Most new businesses in the UK do not last 3 years. Many fail within the first year. Not because of poor service or a poor product-they simply run out of cash. Cash is the life blood of any company and the test of any business is its ability to pay debts as and when they fall due-it is not profit, though that is important. 
Many businesses that fail are profitable-the problem is poor cash flow.
The measure of a successful business is its ability to generate cash consistently and sufficiently in order to meet its short-term debts and liabilities.Your business may have a positive balance sheet-showing that the value of its assets-stock, equipment, premises, machinery etc exceeds liabilities but in effect be insolvent if it cannot generate enough cash in the short term

Cash flow is key

Its all about cash flow if you are running a business. In fact , if you are not getting enough cash in on time to pay the business debts when they are due-then your business is insolvent and you could be found guilty  of wrongful trading.
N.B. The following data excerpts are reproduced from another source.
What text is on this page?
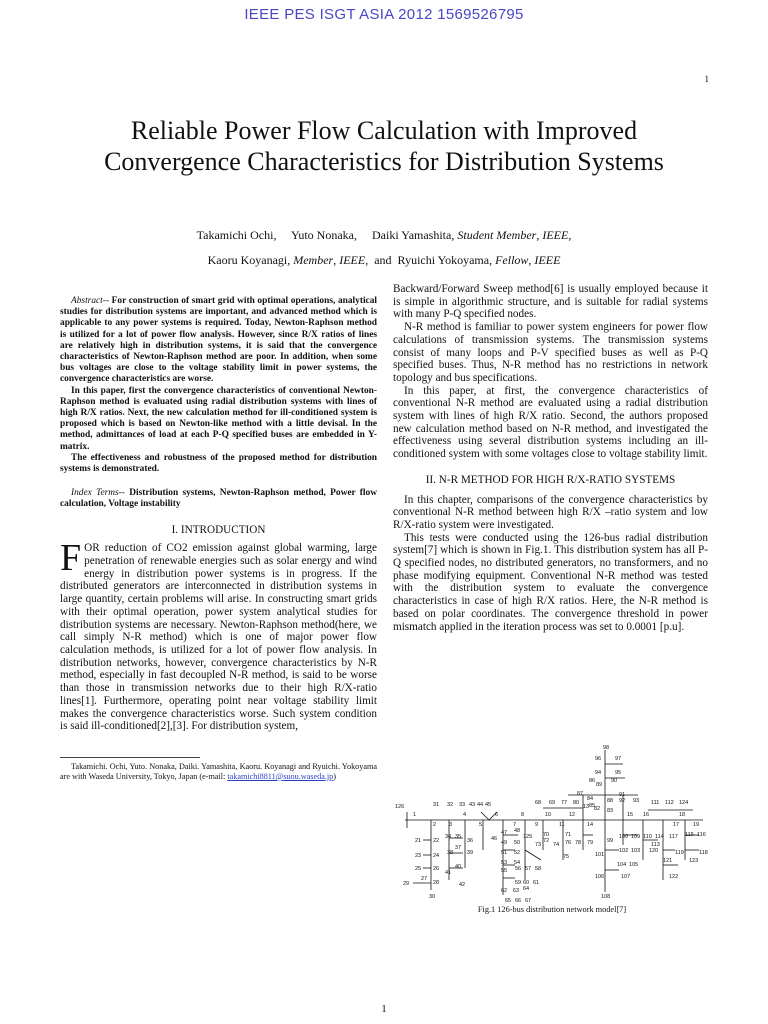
IEEE PES ISGT ASIA 2012 1569526795
1
Reliable Power Flow Calculation with Improved Convergence Characteristics for Distribution Systems
Takamichi Ochi, Yuto Nonaka, Daiki Yamashita, Student Member, IEEE,
Kaoru Koyanagi, Member, IEEE,  and Ryuichi Yokoyama, Fellow, IEEE

Abstract-- For construction of smart grid with optimal operations, analytical studies for distribution systems are important, and advanced method which is applicable to any power systems is required. Today, Newton-Raphson method is utilized for a lot of power flow analysis. However, since R/X ratios of lines are relatively high in distribution systems, it is said that the convergence characteristics of Newton-Raphson method are poor. In addition, when some bus voltages are close to the voltage stability limit in power systems, the convergence characteristics are worse.

In this paper, first the convergence characteristics of conventional Newton-Raphson method is evaluated using radial distribution systems with lines of high R/X ratios. Next, the new calculation method for ill-conditioned system is proposed which is based on Newton-like method with a little devisal. In the method, admittances of load at each P-Q specified buses are embedded in Y-matrix.

The effectiveness and robustness of the proposed method for distribution systems is demonstrated.

Index Terms-- Distribution systems, Newton-Raphson method, Power flow calculation, Voltage instability

I. INTRODUCTION
FOR reduction of CO2 emission against global warming, large penetration of renewable energies such as solar energy and wind energy in distribution power systems is in progress. If the distributed generators are interconnected in distribution systems in large quantity, certain problems will arise. In constructing smart grids with their optimal operation, power system analytical studies for distribution systems are necessary. Newton-Raphson method(here, we call simply N-R method) which is one of major power flow calculation methods, is utilized for a lot of power flow analysis. In distribution networks, however, convergence characteristics by N-R method, especially in fast decoupled N-R method, is said to be worse than those in transmission networks due to their high R/X-ratio lines[1]. Furthermore, operating point near voltage stability limit makes the convergence characteristics worse. Such system condition is said ill-conditioned[2],[3]. For distribution system,

Takamichi. Ochi, Yuto. Nonaka, Daiki. Yamashita, Kaoru. Koyanagi and Ryuichi. Yokoyama are with Waseda University, Tokyo, Japan (e-mail: takamichi8811@suou.waseda.jp)

Backward/Forward Sweep method[6] is usually employed because it is simple in algorithmic structure, and is suitable for radial systems with many P-Q specified nodes.

N-R method is familiar to power system engineers for power flow calculations of transmission systems. The transmission systems consist of many loops and P-V specified buses as well as P-Q specified buses. Thus, N-R method has no restrictions in network topology and bus specifications.

In this paper, at first, the convergence characteristics of conventional N-R method are evaluated using a radial distribution system with lines of high R/X ratio. Second, the authors proposed new calculation method based on N-R method, and investigated the effectiveness using several distribution systems including an ill-conditioned system with some voltages close to voltage stability limit.

II. N-R METHOD FOR HIGH R/X-RATIO SYSTEMS

In this chapter, comparisons of the convergence characteristics by conventional N-R method between high R/X –ratio system and low R/X-ratio system were investigated.

This tests were conducted using the 126-bus radial distribution system[7] which is shown in Fig.1. This distribution system has all P-Q specified nodes, no distributed generators, no transformers, and no phase modifying equipment. Conventional N-R method was tested with the distribution system to evaluate the convergence characteristics in case of high R/X ratios. Here, the N-R method is based on polar coordinates. The convergence threshold in power mismatch applied in the iteration process was set to 0.0001 [p.u].

126
1
2 3
4
5
6
7
8
9
10
11
12
13
14
15 16
17
18
19
21 22
23 24
25 26
27
28
29
30
31 32 33
34 35
36
37
38	39
40
41
42
43 44 45
46
47 48
49 50
51 52
53 54
55 56 57 58
59 60 61
62 63 64
65 66 67
68 69
70	71
72
73 74
75
76
77
78 79
80
82 83
84
85
86
87
88
89
90
91
92 93
94	95
96	97
98
99
100
101
102 103
104 105
106	107
108
109 110
111 112
113
114	115 116
117
118
119
120
121
122
123
124
125
Fig.1 126-bus distribution network model[7]
1
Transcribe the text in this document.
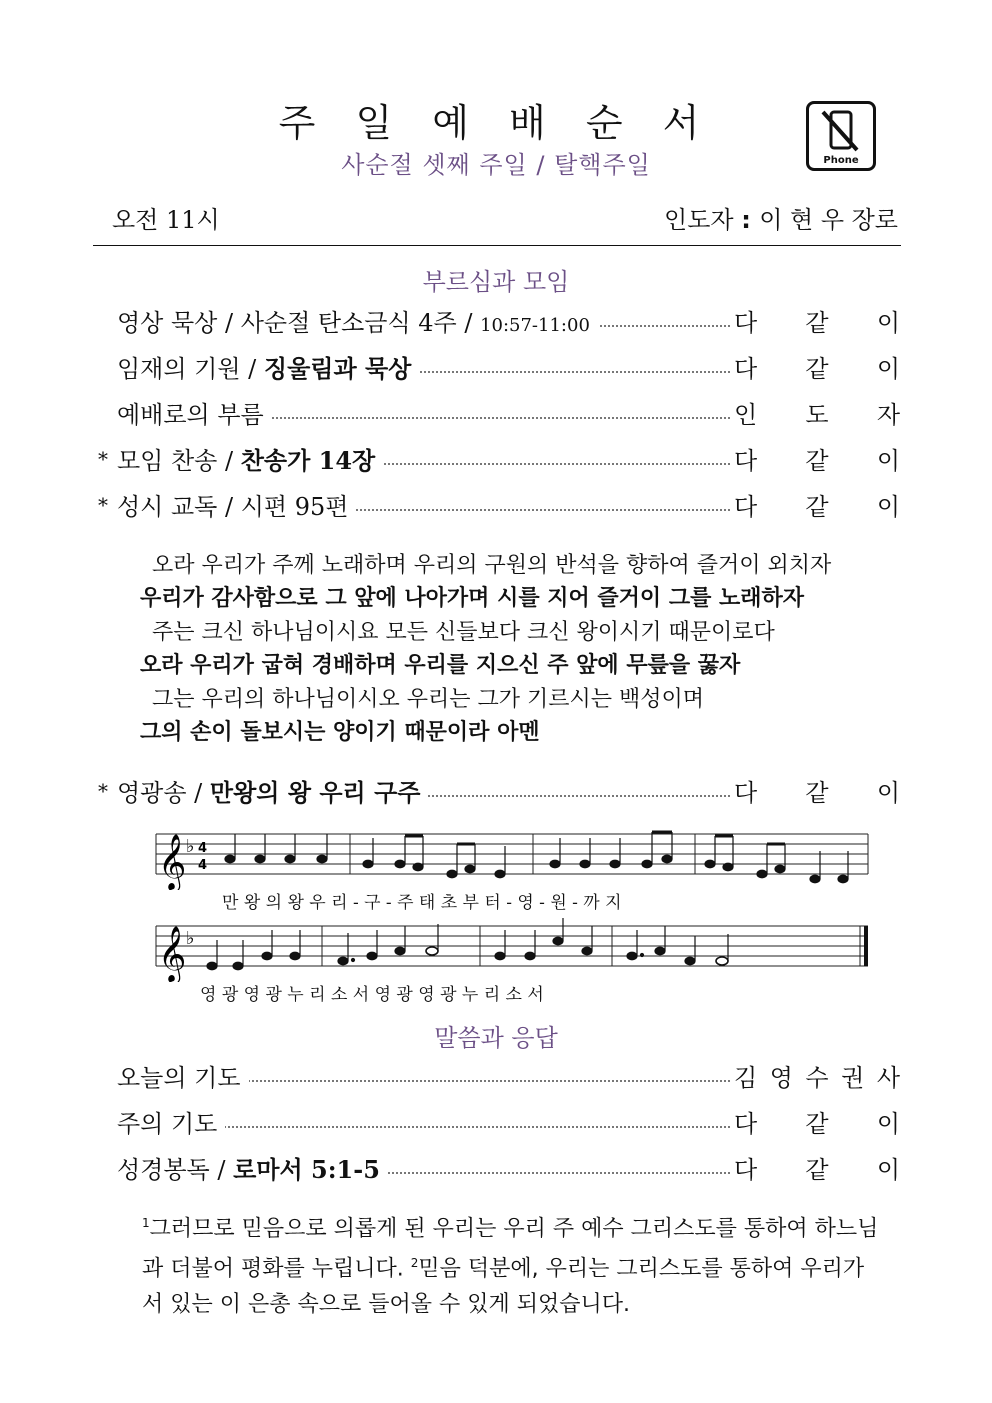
주 일 예 배 순 서
사순절 셋째 주일 / 탈핵주일	Phone
오전 11시	인도자 : 이 현 우 장로
부르심과 모임
영상 묵상 / 사순절 탄소금식 4주 / 10:57-11:00	다 같 이
임재의 기원 / 징울림과 묵상	다 같 이
예배로의 부름	인 도 자
* 모임 찬송 / 찬송가 14장	다 같 이
* 성시 교독 / 시편 95편	다 같 이
오라 우리가 주께 노래하며 우리의 구원의 반석을 향하여 즐거이 외치자
우리가 감사함으로 그 앞에 나아가며 시를 지어 즐거이 그를 노래하자
주는 크신 하나님이시요 모든 신들보다 크신 왕이시기 때문이로다
오라 우리가 굽혀 경배하며 우리를 지으신 주 앞에 무릎을 꿇자
그는 우리의 하나님이시오 우리는 그가 기르시는 백성이며
그의 손이 돌보시는 양이기 때문이라 아멘
* 영광송 / 만왕의 왕 우리 구주	다 같 이
𝄞 ♭ 4
4
만 왕 의 왕 우 리 - 구 - 주 태 초 부 터 - 영 - 원 - 까 지
𝄞 ♭
영 광 영 광 누 리 소 서 영 광 영 광 누 리 소 서
말씀과 응답
오늘의 기도	김 영 수 권 사
주의 기도	다 같 이
성경봉독 / 로마서 5:1-5	다 같 이
$^1$그러므로 믿음으로 의롭게 된 우리는 우리 주 예수 그리스도를 통하여 하느님과 더불어 평화를 누립니다. $^2$믿음 덕분에, 우리는 그리스도를 통하여 우리가 서 있는 이 은총 속으로 들어올 수 있게 되었습니다.
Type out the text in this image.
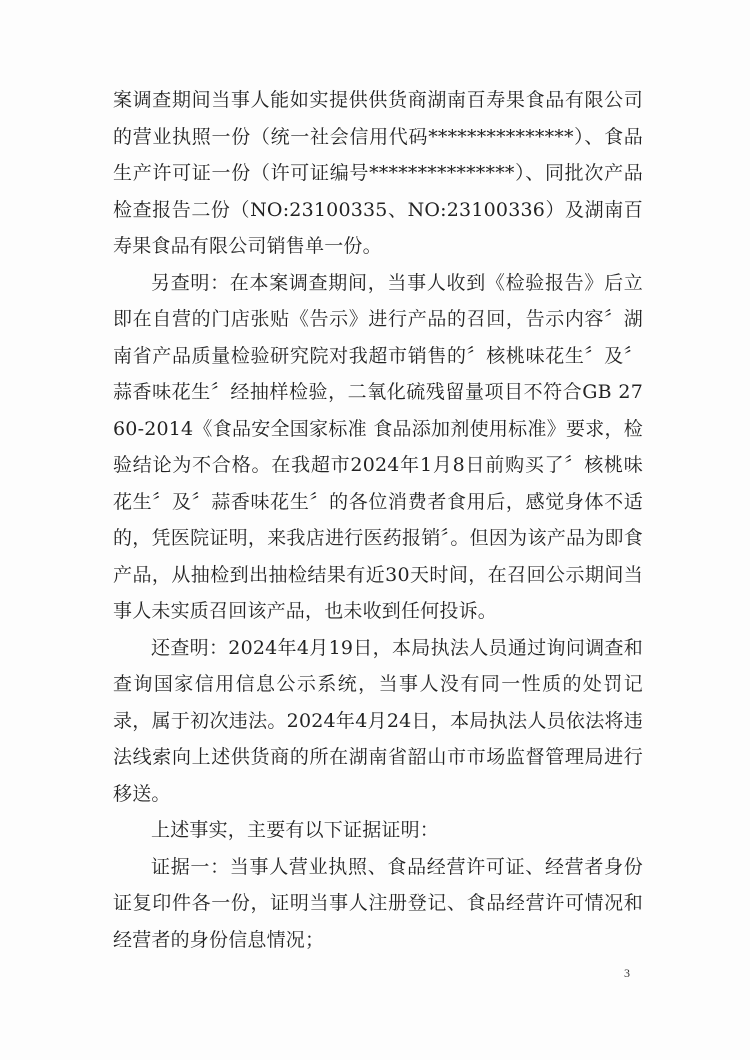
案调查期间当事人能如实提供供货商湖南百寿果食品有限公司的营业执照一份（统一社会信用代码***************）、食品生产许可证一份（许可证编号***************）、同批次产品检查报告二份（NO:23100335、NO:23100336）及湖南百寿果食品有限公司销售单一份。

另查明：在本案调查期间，当事人收到《检验报告》后立即在自营的门店张贴《告示》进行产品的召回，告示内容〞湖南省产品质量检验研究院对我超市销售的〞核桃味花生〞及〞蒜香味花生〞经抽样检验，二氧化硫残留量项目不符合GB 2760-2014《食品安全国家标准 食品添加剂使用标准》要求，检验结论为不合格。在我超市2024年1月8日前购买了〞核桃味花生〞及〞蒜香味花生〞的各位消费者食用后，感觉身体不适的，凭医院证明，来我店进行医药报销〞。但因为该产品为即食产品，从抽检到出抽检结果有近30天时间，在召回公示期间当事人未实质召回该产品，也未收到任何投诉。

还查明：2024年4月19日，本局执法人员通过询问调查和查询国家信用信息公示系统，当事人没有同一性质的处罚记录，属于初次违法。2024年4月24日，本局执法人员依法将违法线索向上述供货商的所在湖南省韶山市市场监督管理局进行移送。

上述事实，主要有以下证据证明：

证据一：当事人营业执照、食品经营许可证、经营者身份证复印件各一份，证明当事人注册登记、食品经营许可情况和经营者的身份信息情况；

3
Wrongful trading-means your personal assets could be used to pay business debts

Generating cash is key

What is wrongful trading

Wrongful trading is a civil offence and applies under section 214 of the Insolvency Act 1986. It is applies to company directors when;
  • “They knew, or ought to have concluded that there was no reasonable prospect of avoiding insolvent liquidation”
  • They did not take “every step with a view to minimising the potential loss to the company’s creditors”
    Essentially company directors must be able to demonstrate that they acted reasonably and responsibly prior to the company reaching insolvency and made every reasonable endeavour to give priority to the payment of creditors. They must not continue to trade, accept or grant credit once the company is unable to pay its debts as and when they fall due.